For each wheat genotype, the following parameters were calculated: (1) total number of F1 progeny; (2) median development period (D), estimated as the time, expressed in days, from the middle of the oviposition period to the emergence of 50% of the F1 generation (Dobie 1974); (3) percentage of mortality during the oviposition period; (4) number of adult offspring per female; (5) percentage of weight loss = Wi–Wf/Wi*100 were Wi = Initial dry weight and Wf = Final dry weight (Reed, 1987); (6) food consumption by an insect.
Flour disks bioassays
For each genotype, a whole wheat flour was prepared by milling kernel samples (20 g) using a Tecator Cyclotec 1093 (International PBI, Milano, Italy) laboratory mill (1 mm screen-60 mesh).

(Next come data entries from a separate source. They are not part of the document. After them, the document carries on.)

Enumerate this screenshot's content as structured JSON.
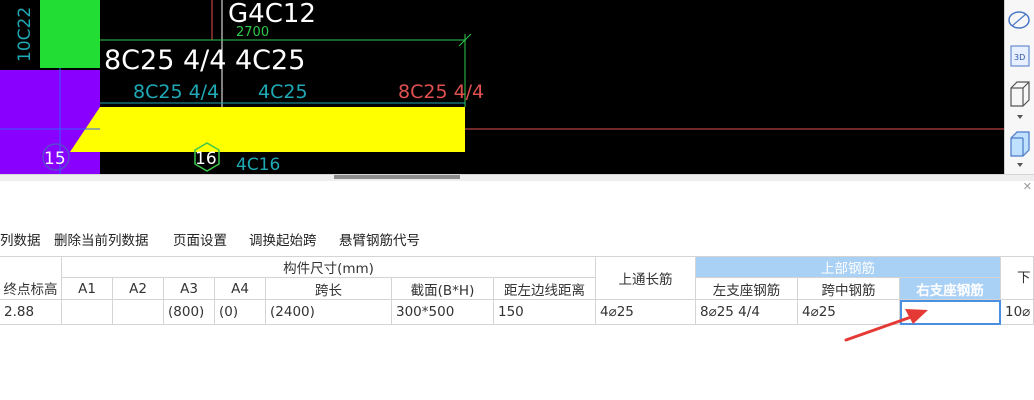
{
  "canvas": {
    "labels": {
      "g4c12": "G4C12",
      "dim_2700": "2700",
      "top_rebar": "8C25 4/4 4C25",
      "cyan_left": "8C25 4/4",
      "cyan_mid": "4C25",
      "red_right": "8C25 4/4",
      "bottom_rebar": "4C16",
      "left_vertical": "10C22",
      "node_15": "15",
      "node_16": "16"
    },
    "colors": {
      "background": "#000000",
      "beam": "#ffff00",
      "column_green": "#22dd33",
      "column_purple": "#8a00ff",
      "cyan": "#1fa9b5",
      "red": "#e05050",
      "white": "#ffffff",
      "dim_green": "#2ec84a"
    }
  },
  "side_toolbar": {
    "icons": [
      "ellipse-icon",
      "3d-view-icon",
      "cube-wire-icon",
      "cube-solid-icon"
    ],
    "badge_3d": "3D"
  },
  "toolbar": {
    "items": [
      "列数据",
      "删除当前列数据",
      "页面设置",
      "调换起始跨",
      "悬臂钢筋代号"
    ]
  },
  "table": {
    "headers": {
      "end_elevation": "终点标高",
      "dimensions": "构件尺寸(mm)",
      "a1": "A1",
      "a2": "A2",
      "a3": "A3",
      "a4": "A4",
      "span": "跨长",
      "section": "截面(B*H)",
      "left_dist": "距左边线距离",
      "top_through": "上通长筋",
      "top_rebar": "上部钢筋",
      "left_support": "左支座钢筋",
      "mid_span": "跨中钢筋",
      "right_support": "右支座钢筋",
      "lower": "下"
    },
    "row": {
      "end_elevation": "2.88",
      "a1": "",
      "a2": "",
      "a3": "(800)",
      "a4": "(0)",
      "span": "(2400)",
      "section": "300*500",
      "left_dist": "150",
      "top_through": "4⌀25",
      "left_support": "8⌀25 4/4",
      "mid_span": "4⌀25",
      "right_support": "",
      "lower": "10⌀"
    }
  }
}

A sample (2.5 g) of each wheat flour was uniformly suspended in distilled water (8 mL) and stirred by a magnetic stirrer (MS-H280-PRO, DLAB Scientific Co., Beijing, China).
To obtain flour disks to be used in feeding bioassays, aliquots (200 μL) of suspension were dropped onto holes (Ø 1 cm, height 3 mm) of a rectangular support (15 cm x 15 cm) designed for this purpose and manufactured using a 3D printer (Zortrax S.A., Olsztyn, Poland). Then, the support was placed in a fume cupboard for 7 h until solid flour disks were obtained. Initial humidity of flour disks was stabilized overnight at 25±2 °C in an airtight glass desiccator using a NaCl solution (Greenspan 1977) that generated 60±5% r.h.
In a pre-weighed glass vial (22 mL) two flour disks and 5 group-weighed weevil adults were introduced. Each vial was then re-weighed and maintained in the dark at 25±2°C and 60±5 % r.h. for 6 days. For each genotype, 5 replicates were set up. After 6 days, the glass vials with flour disks and alive insects were weighed again and the number of dead insects were recorded.
Six days after the experiment start, the adult weevil mortality rate (%) was calculated. Moreover, the following nutritional indices were calculated: Relative Consumption Rate (RCR) = D/(B×day), where D = biomass ingested (mg)/No. of live insects on the sixth day; Relative Growth Rate (RGR) = (A−B)/(B×day), where A = mean weight (mg) of live insects on sixth day, B = original mean weight (mg) of insects; efficiency Conversion of Ingested Food (ECI) = (RGR/RCR)×100; Feeding Deterrence Index (FDI) (%) = [(C−T)/C]×100, where C = consumption of control disks (Mec or Ofanto) and T = consumption of disks of the genotype considered (T1303) (Farrar et al. 1989; Huang and Ho 1998).
Statistical analysis
Data were submitted to analysis of variance (ANOVA) followed by Tukey’s HSD test for mean comparisons. Before ANOVA, data were submitted to Shapiro-Wilk’s test to verify the normal distribution of data and to Levene’s test to assess the homogeneity of variances. Statistical analyses were performed with SPSS (Statistical Package for the Social Sciences) v.18 for Windows (SPSS Inc., Chicago, IL).